En Jezus trad naderbij en sprak tot hen, zeggende: Mij is gegeven alle macht in hemel en op aarde. Gaat dan henen, maakt alle volken tot mijn discipelen en doopt hen in de naam des Vaders en des Zoons en des Heiligen Geestes en leert hen onderhouden al wat ik u bevolen heb. En zie, Ik ben met u al de dagen, tot aan de voleinding der wereld.’
Mattheus 28:18-20
Tijdens het Engelse tussenbestuur (1811—1825) begaven de eerste zendelingen zich naar het Batak-land in Midden-Sumatra. Mogelijk was het de Britse zendeling Burton die als eerste een poging waagde in de richting van het Toba-meer te reizen. Na in Sibolga een weinig Bataks te hebben geleerd, begaf hij zich in 1824 naar de hoogvlakte van Silindoeng om daar de verzamelde hoofden toe te spreken. Het verhaal gaat dat hij zich nogal onhandig uitdrukte. Terwijl hij wilde zeggen: „De mens verhovaardige zich niet, doch verootmoedige zich”, zei hij dat de Bataks klein gemaakt zouden worden, – natuurlijk geen goed begin voor een eerste kennismaking. De Bataks namen dan ook een dreigende houding aan, en Burton vluchtte terug naar de kust.

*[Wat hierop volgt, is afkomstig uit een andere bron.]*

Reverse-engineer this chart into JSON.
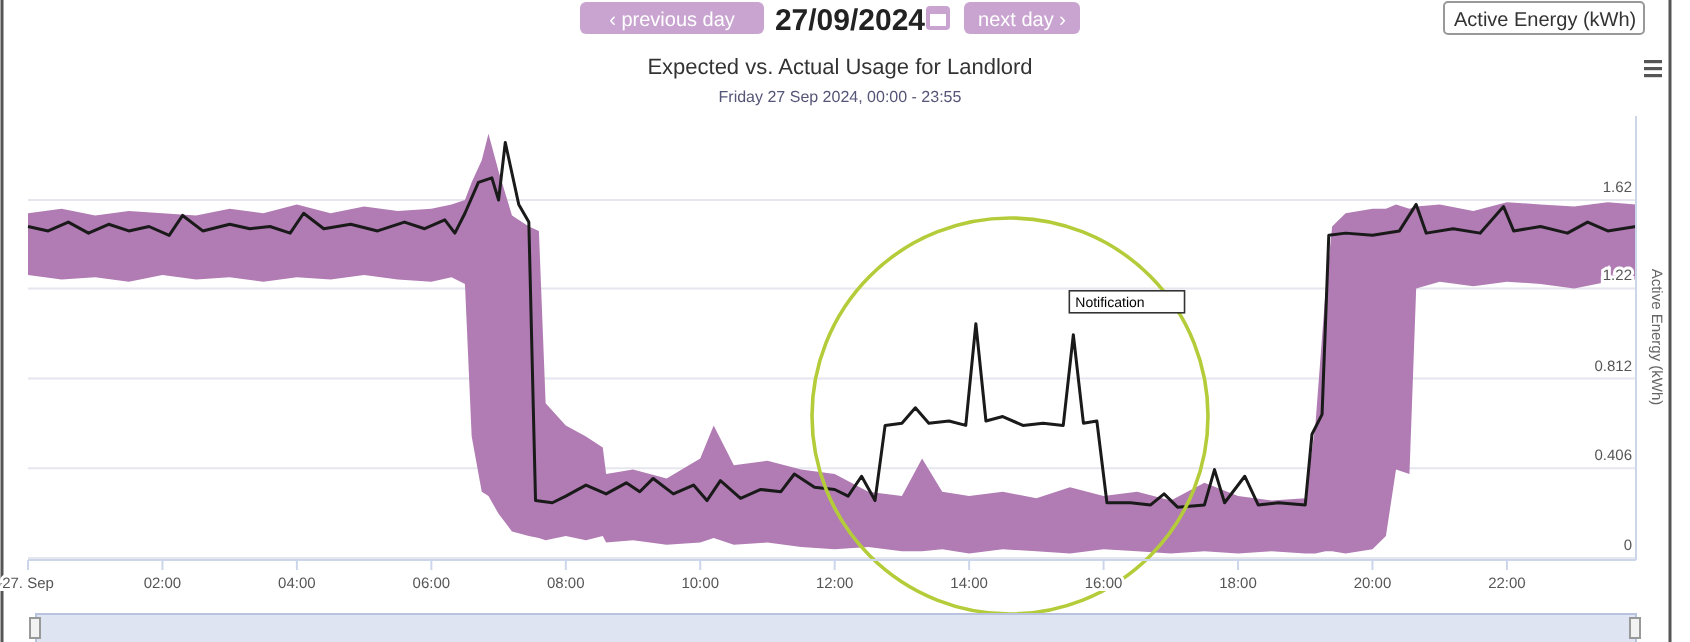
{
  "chart_data": {
    "type": "line",
    "title": "Expected vs. Actual Usage for Landlord",
    "subtitle": "Friday 27 Sep 2024, 00:00 - 23:55",
    "ylabel": "Active Energy (kWh)",
    "annotations": [
      "‹ previous day",
      "27/09/2024",
      "next day ›",
      "Active Energy (kWh)",
      {
        "text": "Notification",
        "x": 15.55,
        "y": 1.01
      }
    ],
    "xlim": [
      0,
      23.92
    ],
    "xticks": [
      {
        "value": 0,
        "label": "27. Sep"
      },
      {
        "value": 2,
        "label": "02:00"
      },
      {
        "value": 4,
        "label": "04:00"
      },
      {
        "value": 6,
        "label": "06:00"
      },
      {
        "value": 8,
        "label": "08:00"
      },
      {
        "value": 10,
        "label": "10:00"
      },
      {
        "value": 12,
        "label": "12:00"
      },
      {
        "value": 14,
        "label": "14:00"
      },
      {
        "value": 16,
        "label": "16:00"
      },
      {
        "value": 18,
        "label": "18:00"
      },
      {
        "value": 20,
        "label": "20:00"
      },
      {
        "value": 22,
        "label": "22:00"
      }
    ],
    "ylim": [
      0,
      2.0
    ],
    "yticks": [
      0,
      0.406,
      0.812,
      1.22,
      1.62
    ],
    "grid": "y",
    "series": [
      {
        "color": "#b07cb3",
        "x": [
          0,
          0.5,
          1,
          1.5,
          2,
          2.5,
          3,
          3.5,
          4,
          4.5,
          5,
          5.5,
          6,
          6.3,
          6.5,
          6.6,
          6.75,
          6.85,
          7.0,
          7.2,
          7.45,
          7.6,
          7.7,
          8.0,
          8.3,
          8.55,
          8.6,
          9.0,
          9.5,
          10.0,
          10.2,
          10.5,
          11.0,
          11.5,
          12.0,
          12.5,
          13.0,
          13.3,
          13.6,
          14.0,
          14.5,
          15.0,
          15.5,
          16.0,
          16.5,
          17.0,
          17.5,
          18.0,
          18.5,
          19.0,
          19.15,
          19.3,
          19.4,
          19.6,
          20.0,
          20.2,
          20.35,
          20.55,
          20.65,
          21.0,
          21.5,
          22.0,
          22.5,
          23.0,
          23.5,
          23.92
        ],
        "values": [
          null,
          null,
          null,
          null,
          null,
          null,
          null,
          null,
          null,
          null,
          null,
          null,
          null,
          null,
          null,
          null,
          null,
          null,
          null,
          null,
          null,
          null,
          null,
          null,
          null,
          null,
          null,
          null,
          null,
          null,
          null,
          null,
          null,
          null,
          null,
          null,
          null,
          null,
          null,
          null,
          null,
          null,
          null,
          null,
          null,
          null,
          null,
          null,
          null,
          null,
          null,
          null,
          null,
          null,
          null,
          null,
          null,
          null,
          null,
          null,
          null,
          null,
          null,
          null,
          null,
          null
        ],
        "upper": [
          1.56,
          1.58,
          1.55,
          1.57,
          1.56,
          1.55,
          1.58,
          1.56,
          1.6,
          1.56,
          1.59,
          1.57,
          1.58,
          1.6,
          1.62,
          1.7,
          1.8,
          1.92,
          1.75,
          1.55,
          1.5,
          1.48,
          0.7,
          0.6,
          0.55,
          0.5,
          0.38,
          0.4,
          0.36,
          0.45,
          0.6,
          0.42,
          0.44,
          0.4,
          0.38,
          0.3,
          0.28,
          0.45,
          0.3,
          0.28,
          0.3,
          0.27,
          0.32,
          0.28,
          0.3,
          0.26,
          0.34,
          0.28,
          0.26,
          0.27,
          0.6,
          1.2,
          1.5,
          1.56,
          1.58,
          1.58,
          1.6,
          1.58,
          1.59,
          1.6,
          1.57,
          1.61,
          1.6,
          1.59,
          1.61,
          1.6
        ],
        "lower": [
          1.28,
          1.26,
          1.27,
          1.25,
          1.28,
          1.26,
          1.27,
          1.25,
          1.27,
          1.26,
          1.28,
          1.26,
          1.25,
          1.27,
          1.24,
          0.55,
          0.3,
          0.28,
          0.2,
          0.12,
          0.1,
          0.09,
          0.08,
          0.1,
          0.08,
          0.1,
          0.07,
          0.08,
          0.06,
          0.07,
          0.09,
          0.06,
          0.07,
          0.05,
          0.04,
          0.05,
          0.03,
          0.03,
          0.04,
          0.02,
          0.04,
          0.03,
          0.02,
          0.04,
          0.03,
          0.02,
          0.03,
          0.02,
          0.03,
          0.02,
          0.02,
          0.03,
          0.03,
          0.02,
          0.04,
          0.1,
          0.4,
          0.38,
          1.22,
          1.25,
          1.23,
          1.25,
          1.24,
          1.22,
          1.25,
          1.26
        ]
      },
      {
        "color": "#1a1a1a",
        "x": [
          0,
          0.3,
          0.6,
          0.9,
          1.2,
          1.5,
          1.8,
          2.1,
          2.3,
          2.6,
          3.0,
          3.3,
          3.6,
          3.9,
          4.1,
          4.4,
          4.8,
          5.2,
          5.6,
          5.9,
          6.2,
          6.35,
          6.5,
          6.7,
          6.9,
          7.0,
          7.1,
          7.3,
          7.45,
          7.55,
          7.8,
          8.0,
          8.3,
          8.6,
          8.9,
          9.1,
          9.3,
          9.6,
          9.9,
          10.1,
          10.3,
          10.6,
          10.9,
          11.2,
          11.4,
          11.7,
          12.0,
          12.2,
          12.4,
          12.6,
          12.75,
          13.0,
          13.2,
          13.4,
          13.7,
          13.95,
          14.1,
          14.25,
          14.5,
          14.8,
          15.1,
          15.4,
          15.55,
          15.7,
          15.9,
          16.05,
          16.4,
          16.7,
          16.9,
          17.1,
          17.5,
          17.65,
          17.8,
          18.1,
          18.3,
          18.6,
          19.0,
          19.1,
          19.25,
          19.35,
          19.6,
          20.0,
          20.4,
          20.65,
          20.8,
          21.2,
          21.6,
          21.95,
          22.1,
          22.5,
          22.9,
          23.2,
          23.5,
          23.92
        ],
        "values": [
          1.5,
          1.48,
          1.52,
          1.47,
          1.51,
          1.48,
          1.5,
          1.46,
          1.55,
          1.48,
          1.51,
          1.49,
          1.5,
          1.47,
          1.56,
          1.49,
          1.51,
          1.48,
          1.52,
          1.49,
          1.53,
          1.47,
          1.56,
          1.7,
          1.72,
          1.62,
          1.88,
          1.6,
          1.52,
          0.26,
          0.25,
          0.28,
          0.33,
          0.29,
          0.34,
          0.3,
          0.36,
          0.29,
          0.33,
          0.26,
          0.35,
          0.27,
          0.31,
          0.3,
          0.38,
          0.32,
          0.31,
          0.28,
          0.37,
          0.26,
          0.6,
          0.61,
          0.68,
          0.61,
          0.62,
          0.6,
          1.06,
          0.62,
          0.64,
          0.6,
          0.61,
          0.6,
          1.01,
          0.61,
          0.62,
          0.25,
          0.25,
          0.24,
          0.29,
          0.23,
          0.24,
          0.4,
          0.25,
          0.37,
          0.24,
          0.25,
          0.24,
          0.56,
          0.65,
          1.46,
          1.47,
          1.46,
          1.48,
          1.6,
          1.47,
          1.49,
          1.47,
          1.59,
          1.48,
          1.5,
          1.47,
          1.52,
          1.48,
          1.5
        ]
      }
    ]
  }
}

Misschien herinnerden de Bataks zich vijf jaar later zijn boodschap nog. Een naburig moslimvolk, de Padri´s, trok tussen 1828-1830 Batakland binnen en liet er een spoor van verwoesting achter. Was dít misschien waar de blanke man op had gewezen?
De volgenden die een poging waagden waren Henry Lyman en Samuel Munson, twee jonge Amerikaanse zendelingen van de Baptistengemeente in Boston. Ze waren diepgelovig, en vastberaden de heidenen de leer van Christus te verkondigen.
Op 10 juni 1833 scheepten ze zich samen met hun echtgenotes in op het zeilschip Duncan.
Verblijf in Batavia
Na een reis van drie maanden, via Kaap Hoorn, kwam Java in zicht. Op de kust zagen de zendelingen de eerste heidenen, die het schip begroetten door hun hand op de borst te leggen. “Hét antwoord op mijn gebeden van de laatste tien jaar”, schreef Munson in zijn dagboek.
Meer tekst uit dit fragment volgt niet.